More Ethnic Violence in Kirkuk
AP reported that in the northern, mainly Arab city of Mosul, on Wednesday assailants kidnapped and killed Adel Jabar Abid Mustafa, a Baathist whom Saddam had appointed dean of the faculty of political science at Mosul University. Thursday morning his body was found; he had been killed Mafia-style, two bullets in the head. There have been a number of unsolved assassinations in Mosul lately, with some victims having been anti-Baathists and others former Baathists. This pattern suggests that underground gangs or clans are engaged in vendettas about the past.
AP said that in Kirkuk on Thursday night, armed Arabs killed one Kurd and wounded another as they strolled through an Arab quarter of the city, according to Police Chief Gen. Turhan Youssef.
Az-Zaman reported that Shirku Shakir, a high police official in Kirkuk, said that an Arab protest was held late Thursday that resulted in an exchange of fire with the police, who took one wounded Arab gunman prisoner. Shakir said another body was found in the vicinity of the protest and the shoot-out, but declined to give his ethnicity. Jalal Jawhar, local head of the Patriotic Union of Kurdistan party, said that two Arabs were killed and several wounded in this incident, according to AP.
All of these incidents follow on the Kurdish parties’ demand that Kirkuk be incorporated into an expanded Kurdish ethnic enclave in the north, which would enjoy substantial states’ rights from a loose federal government in Baghdad.
Thursday night, representatives of the Coalition Provisional Authority met with ethnic community leaders in Kirkuk and asked them to strive to reduce tension (al-Zaman).
AP also noted that ‘ At Friday prayers, firebrand Shiite cleric Muqdata al-Sadr spoke against any federal system, saying it “is meant to divide the country according to their interests.” He apparently was referring to Kurdish interests when he spoke at Kufa mosque, just outside the southern city of Najaf. ‘ The hostility to loose federalism and the devotion to a strong central government is characteristic of the major Shiite parties across the board.

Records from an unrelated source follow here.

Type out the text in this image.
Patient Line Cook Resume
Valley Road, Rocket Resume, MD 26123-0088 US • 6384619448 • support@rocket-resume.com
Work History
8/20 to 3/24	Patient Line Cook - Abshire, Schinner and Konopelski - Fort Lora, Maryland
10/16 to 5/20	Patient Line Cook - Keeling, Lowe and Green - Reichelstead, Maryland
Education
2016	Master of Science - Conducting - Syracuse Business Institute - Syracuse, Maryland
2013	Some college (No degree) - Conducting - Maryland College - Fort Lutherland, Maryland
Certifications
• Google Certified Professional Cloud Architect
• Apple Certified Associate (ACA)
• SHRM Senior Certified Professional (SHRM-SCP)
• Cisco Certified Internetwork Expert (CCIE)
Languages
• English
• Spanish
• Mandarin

Daniel Senor of the CPA dismissed the events in Kirkuk as “isolated incidents,” and said that reprisals against Baathists had been relatively few. He pointed out that thousands of Fascists had been killed in reprisals in Italy after World War II.
It is always a bad sign when political spokesmen try to schmooze journalists into thinking that anything less than 20,000 deaths is not significant. I certainly hope the press corps can see through that ploy. But in addition, Senor’s point does not even make any sense. The events in Kirkuk were not reprisals against Baathists. They were ethnic fighting over the future of the city. Historical analogies are always misleading, but if you had to compare them to something, it would to post-Soviet Eastern Europe, and the question is whether we are dealing with Bratislava, Slovakia (peaceful splitting from the Czech Republic)) or with Bosnia in spring of 1992. In the latter, a multiethnic society was subsequently torn apart.
The reason the events in Kirkuk may be significant is that something will have to be done with the city. Either it will be left as the capital of at-Tamim Province and the 250,000 Arabs transplanted to it will be allowed to stay in the homes Saddam stole from the Turkmen and Kurds to give to them; or it will, as the Kurds demand, be transferred to a new Kurdistan province that will unite in itself at-Tamim, Dahuk, Arbil, Sulaimaniya, and Diyala (Diyala is a stretch). Either decision, to leave things as they are or to change things, is going to make some part of the population fighting mad, and they all have guns (a lot of them seem to have rocket propelled grenades).
So the fact that there haven’t been large scale reprisals against the Arabs in Kirkuk is certainly positive, but the fact is that Kurds have been streaming back into the city and it is early days. That ethnic conflict came to a low boil as soon as the Kurds so much as mentioned their plan to annex Kirkuk is a very bad sign for the future Iraqi government’s stability (the CPA will carefully avoid taking a decision before July 1, so as not to risk provoking major violence on its watch). Though, since the US plans to have an embassy in Baghdad with 3,000 personnel, even decisions of the new Iraqi government will in a way be on its watch.